Step-by-step explanation:
To find the number of 2-digit numbers that are neither perfect squares nor divisible by 3, we can break the problem down into two parts. First, let's find the number of 2-digit perfect squares. The square roots of 10 and 100 are 3.16 and 10, respectively, so we can conclude that any perfect square between 10 and 100 will be a 2-digit number. There are 7 perfect squares in this range: 16, 25, 36, 49, 64, 81, and 100.

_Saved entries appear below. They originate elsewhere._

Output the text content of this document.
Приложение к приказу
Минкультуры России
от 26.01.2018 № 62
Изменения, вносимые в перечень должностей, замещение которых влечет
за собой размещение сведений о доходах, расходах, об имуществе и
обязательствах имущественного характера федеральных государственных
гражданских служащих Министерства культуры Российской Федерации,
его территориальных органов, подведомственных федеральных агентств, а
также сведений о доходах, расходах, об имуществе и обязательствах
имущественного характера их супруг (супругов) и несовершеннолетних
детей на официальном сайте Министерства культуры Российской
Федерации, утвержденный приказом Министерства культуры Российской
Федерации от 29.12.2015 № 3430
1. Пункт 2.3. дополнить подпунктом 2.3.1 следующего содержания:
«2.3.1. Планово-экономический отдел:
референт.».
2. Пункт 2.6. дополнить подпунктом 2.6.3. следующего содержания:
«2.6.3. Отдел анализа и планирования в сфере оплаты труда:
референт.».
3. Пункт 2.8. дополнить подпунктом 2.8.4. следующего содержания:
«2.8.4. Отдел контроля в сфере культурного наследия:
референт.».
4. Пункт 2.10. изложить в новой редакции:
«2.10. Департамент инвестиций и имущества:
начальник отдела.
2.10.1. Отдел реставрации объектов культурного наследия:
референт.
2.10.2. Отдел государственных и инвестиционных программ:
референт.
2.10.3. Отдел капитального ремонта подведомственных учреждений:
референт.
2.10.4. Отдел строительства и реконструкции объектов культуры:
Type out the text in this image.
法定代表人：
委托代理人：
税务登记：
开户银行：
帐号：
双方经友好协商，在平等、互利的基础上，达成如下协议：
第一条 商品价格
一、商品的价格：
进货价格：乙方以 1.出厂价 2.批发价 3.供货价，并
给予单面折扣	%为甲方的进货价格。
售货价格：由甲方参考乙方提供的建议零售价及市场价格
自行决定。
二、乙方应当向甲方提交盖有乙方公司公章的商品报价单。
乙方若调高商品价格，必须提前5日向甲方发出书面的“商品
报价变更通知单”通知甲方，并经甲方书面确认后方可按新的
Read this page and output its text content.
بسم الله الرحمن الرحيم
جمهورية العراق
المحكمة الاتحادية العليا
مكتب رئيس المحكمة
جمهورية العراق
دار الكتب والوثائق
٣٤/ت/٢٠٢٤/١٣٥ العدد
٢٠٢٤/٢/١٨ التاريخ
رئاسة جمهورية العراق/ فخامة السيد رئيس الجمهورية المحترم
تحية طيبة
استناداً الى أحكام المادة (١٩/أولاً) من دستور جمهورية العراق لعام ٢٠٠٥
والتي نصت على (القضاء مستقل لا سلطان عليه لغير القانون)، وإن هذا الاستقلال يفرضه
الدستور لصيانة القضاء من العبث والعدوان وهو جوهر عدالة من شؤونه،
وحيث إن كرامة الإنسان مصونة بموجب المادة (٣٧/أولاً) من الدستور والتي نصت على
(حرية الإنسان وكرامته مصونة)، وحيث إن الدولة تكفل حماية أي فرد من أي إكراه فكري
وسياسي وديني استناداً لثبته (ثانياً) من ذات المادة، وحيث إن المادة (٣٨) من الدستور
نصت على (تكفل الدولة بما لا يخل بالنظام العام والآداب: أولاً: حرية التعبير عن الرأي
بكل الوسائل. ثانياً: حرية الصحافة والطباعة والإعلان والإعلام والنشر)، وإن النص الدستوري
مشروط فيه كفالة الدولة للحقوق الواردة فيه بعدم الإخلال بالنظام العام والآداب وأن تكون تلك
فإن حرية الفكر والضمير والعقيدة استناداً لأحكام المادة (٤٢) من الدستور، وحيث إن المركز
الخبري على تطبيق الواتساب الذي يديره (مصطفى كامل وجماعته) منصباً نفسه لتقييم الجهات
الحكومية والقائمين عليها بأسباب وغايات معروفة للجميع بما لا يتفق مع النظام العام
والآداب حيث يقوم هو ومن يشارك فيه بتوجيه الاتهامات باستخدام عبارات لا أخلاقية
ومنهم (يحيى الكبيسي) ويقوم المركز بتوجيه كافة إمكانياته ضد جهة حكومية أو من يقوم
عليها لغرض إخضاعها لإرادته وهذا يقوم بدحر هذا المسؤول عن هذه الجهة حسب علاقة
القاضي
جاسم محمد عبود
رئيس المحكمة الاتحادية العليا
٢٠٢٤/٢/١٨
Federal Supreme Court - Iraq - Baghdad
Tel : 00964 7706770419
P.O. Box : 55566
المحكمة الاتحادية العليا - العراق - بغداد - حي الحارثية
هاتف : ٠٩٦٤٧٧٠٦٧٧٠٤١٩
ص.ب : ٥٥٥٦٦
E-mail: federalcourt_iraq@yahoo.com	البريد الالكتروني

Next, let's find the number of 2-digit numbers divisible by 3. The largest 2-digit number divisible by 3 is 99. To find the number of terms in the sequence of 2-digit numbers divisible by 3, we can use the formula:
n = (last term - first term) / common difference + 1
In this case, the first term is 6 (the smallest 2-digit number divisible by 3) and the last term is 99. The common difference is 3 (since we're dealing with 2-digit numbers). Plugging these values into the formula, we get:
n = (99 - 6) / 3 + 1 = 32
Therefore, there are 32 2-digit numbers divisible by 3.
Now, to find the number of 2-digit numbers that are neither perfect squares nor divisible by 3, we can subtract the number of perfect squares (7) and the number of numbers divisible by 3 (32) from the total number of 2-digit numbers (90).
n = 90 - 7 - 32 = 51
So, there are 51 2-digit numbers that are neither perfect squares nor divisible by 3.